Software provider Oracle Corp. (Research) warned investors earlier this month that its revenue for the current fiscal year, which ends May 31, 2006, will be off about 2 percent due to changes in currency exchange rates. It likely won't be the last company to adjustment to its outlook.

"I don't expect consumers here will really see a 10 percent movement on the prices of imported goods," said University of Maryland Professor Peter Morici. "But for exporters, that 10 percent is very real."

But the overall impact on U.S. corporate earnings is likely to be limited, said Mike Thompson, director of research for Thomson Financial. Many of the multinational companies have long-term currency contracts, or hedges, to protect them against such changes in exchange rates, he said.

"Most of these companies don't want to have the fluctuations, good or bad," said Thompson. "When we saw the weakening dollar, it was a boon for companies like Coca-Cola (Research). But most companies hedge against the adverse scenario of a stronger dollar."

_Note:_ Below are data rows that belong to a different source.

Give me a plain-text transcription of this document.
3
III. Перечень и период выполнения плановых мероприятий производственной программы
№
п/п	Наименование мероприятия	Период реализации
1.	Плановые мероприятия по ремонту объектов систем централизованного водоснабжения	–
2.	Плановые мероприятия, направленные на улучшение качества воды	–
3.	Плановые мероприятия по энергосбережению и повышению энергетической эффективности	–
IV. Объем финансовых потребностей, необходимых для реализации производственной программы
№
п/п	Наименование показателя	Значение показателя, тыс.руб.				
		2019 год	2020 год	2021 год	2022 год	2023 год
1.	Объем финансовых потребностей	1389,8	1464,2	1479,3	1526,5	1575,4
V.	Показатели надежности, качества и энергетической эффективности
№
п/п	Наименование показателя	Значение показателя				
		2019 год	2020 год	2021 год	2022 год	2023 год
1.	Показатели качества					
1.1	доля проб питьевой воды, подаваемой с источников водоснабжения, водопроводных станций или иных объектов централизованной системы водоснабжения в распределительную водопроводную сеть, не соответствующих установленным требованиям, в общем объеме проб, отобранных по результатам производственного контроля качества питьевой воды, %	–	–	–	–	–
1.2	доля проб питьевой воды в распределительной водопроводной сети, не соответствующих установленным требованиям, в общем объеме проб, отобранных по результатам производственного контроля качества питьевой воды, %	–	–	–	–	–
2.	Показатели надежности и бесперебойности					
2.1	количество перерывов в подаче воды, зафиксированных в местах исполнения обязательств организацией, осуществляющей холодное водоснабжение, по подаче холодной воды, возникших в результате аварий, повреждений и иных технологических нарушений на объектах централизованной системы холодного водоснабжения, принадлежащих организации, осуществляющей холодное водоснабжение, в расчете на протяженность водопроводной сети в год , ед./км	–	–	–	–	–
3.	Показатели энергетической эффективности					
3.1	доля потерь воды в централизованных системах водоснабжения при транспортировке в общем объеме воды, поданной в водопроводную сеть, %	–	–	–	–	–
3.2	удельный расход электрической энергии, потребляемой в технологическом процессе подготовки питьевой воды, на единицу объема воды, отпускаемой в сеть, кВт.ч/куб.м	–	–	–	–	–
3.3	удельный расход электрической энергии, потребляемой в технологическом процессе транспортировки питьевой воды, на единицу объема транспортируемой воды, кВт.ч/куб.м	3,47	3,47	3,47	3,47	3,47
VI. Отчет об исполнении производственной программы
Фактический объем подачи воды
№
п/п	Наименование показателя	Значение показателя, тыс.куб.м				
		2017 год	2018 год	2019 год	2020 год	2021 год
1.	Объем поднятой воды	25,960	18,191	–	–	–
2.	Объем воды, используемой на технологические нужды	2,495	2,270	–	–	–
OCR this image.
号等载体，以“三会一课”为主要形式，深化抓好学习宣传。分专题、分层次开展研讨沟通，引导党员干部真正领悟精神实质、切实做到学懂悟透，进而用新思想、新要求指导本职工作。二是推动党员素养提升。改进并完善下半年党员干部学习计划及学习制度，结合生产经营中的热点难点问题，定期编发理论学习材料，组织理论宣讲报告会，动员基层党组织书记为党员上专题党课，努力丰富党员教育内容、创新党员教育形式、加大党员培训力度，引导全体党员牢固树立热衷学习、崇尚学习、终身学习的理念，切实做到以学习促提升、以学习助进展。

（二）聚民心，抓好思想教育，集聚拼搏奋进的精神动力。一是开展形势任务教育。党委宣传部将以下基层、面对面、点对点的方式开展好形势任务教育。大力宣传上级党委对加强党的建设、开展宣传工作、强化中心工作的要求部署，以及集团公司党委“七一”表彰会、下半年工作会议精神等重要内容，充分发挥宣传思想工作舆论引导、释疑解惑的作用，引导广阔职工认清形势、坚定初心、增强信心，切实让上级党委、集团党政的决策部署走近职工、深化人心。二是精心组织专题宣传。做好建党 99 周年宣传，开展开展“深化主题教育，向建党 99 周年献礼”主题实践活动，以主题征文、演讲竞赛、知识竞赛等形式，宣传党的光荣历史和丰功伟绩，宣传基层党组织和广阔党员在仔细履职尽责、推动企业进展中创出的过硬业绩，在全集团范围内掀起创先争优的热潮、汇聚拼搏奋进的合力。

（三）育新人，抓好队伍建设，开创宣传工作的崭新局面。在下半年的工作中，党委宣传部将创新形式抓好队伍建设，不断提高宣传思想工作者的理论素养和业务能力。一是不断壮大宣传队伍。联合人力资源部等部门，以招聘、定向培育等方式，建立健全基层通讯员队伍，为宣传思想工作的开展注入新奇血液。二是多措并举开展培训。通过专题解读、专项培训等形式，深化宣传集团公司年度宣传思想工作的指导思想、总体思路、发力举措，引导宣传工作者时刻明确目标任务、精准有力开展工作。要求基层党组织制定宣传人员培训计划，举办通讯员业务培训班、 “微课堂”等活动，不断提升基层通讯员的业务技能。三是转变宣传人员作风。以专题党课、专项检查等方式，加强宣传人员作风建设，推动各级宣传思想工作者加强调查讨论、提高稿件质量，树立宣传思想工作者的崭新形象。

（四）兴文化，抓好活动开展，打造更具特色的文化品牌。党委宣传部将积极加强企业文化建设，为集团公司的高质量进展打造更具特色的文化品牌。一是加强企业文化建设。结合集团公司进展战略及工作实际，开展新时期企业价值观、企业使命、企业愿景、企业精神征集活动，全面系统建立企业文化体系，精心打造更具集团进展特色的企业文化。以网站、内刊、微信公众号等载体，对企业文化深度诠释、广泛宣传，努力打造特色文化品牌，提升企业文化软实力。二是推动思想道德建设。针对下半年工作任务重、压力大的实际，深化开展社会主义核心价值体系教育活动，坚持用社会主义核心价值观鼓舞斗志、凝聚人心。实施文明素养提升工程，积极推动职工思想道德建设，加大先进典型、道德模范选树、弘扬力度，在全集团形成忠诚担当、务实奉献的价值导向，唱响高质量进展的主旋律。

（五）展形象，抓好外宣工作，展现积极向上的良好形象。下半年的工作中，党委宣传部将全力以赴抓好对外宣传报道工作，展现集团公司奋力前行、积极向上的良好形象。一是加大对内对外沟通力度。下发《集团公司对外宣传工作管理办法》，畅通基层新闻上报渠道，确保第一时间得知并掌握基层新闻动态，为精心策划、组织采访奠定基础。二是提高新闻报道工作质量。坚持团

Another hit against exports could come as economies in Europe and other countries slow, according to the experts. The weaker economic outlook overseas is one of the reasons for the strengthening of the dollar in 2005.

"With our trading partners slowing down, they're not going to demand a lot of exports from us," said Ashraf Laidi, chief currency analyst for MG Financial Group.

A survey of executives at manufacturing firms by the Institute of Supply Management found only 12 percent reporting more export orders in June than in the previous month. That's about half of the 23 percent who reported improved export orders in the April survey.

Laidi said even more than the difference in economic outlook between the United States and other developed countries, the difference in interest rates is driving the dollar higher.

While the Federal Reserve is raising interest rates at home, the European Central Bank has been holding rates steady, and there have been calls for cuts to spur the economies there. He said that many experts wrongly predicted a further slide in the dollar in the first half of 2005, because they did not expect the growing interest rate gap. Higher domestic rates tend to make U.S. investments more attractive to investors overseas -- and hence boost demand for dollars.

"The market got so fooled because the traders underestimated the Fed's positive assessment of the economy and its insistence to increase interest rates," he said.

Also pushing the dollar higher were votes in France and the Netherlands in late May and early June, rejecting the proposed European constitution. While neither vote meant that either nation would stop using the common European currency, it raised worries about the euro among currency traders.

"Markets always have a tendency to overreact when they have news," said Laidi.

Of course, some U.S. businesses will see benefits from the stronger dollar. It's a lift to businesses buying raw materials, especially commodities, from overseas. They'll likely see a decline in prices paid for those raw materials.

But the lower commodity prices are also bad news for U.S producers of those products, such as steel, since they now face greater competition from overseas suppliers.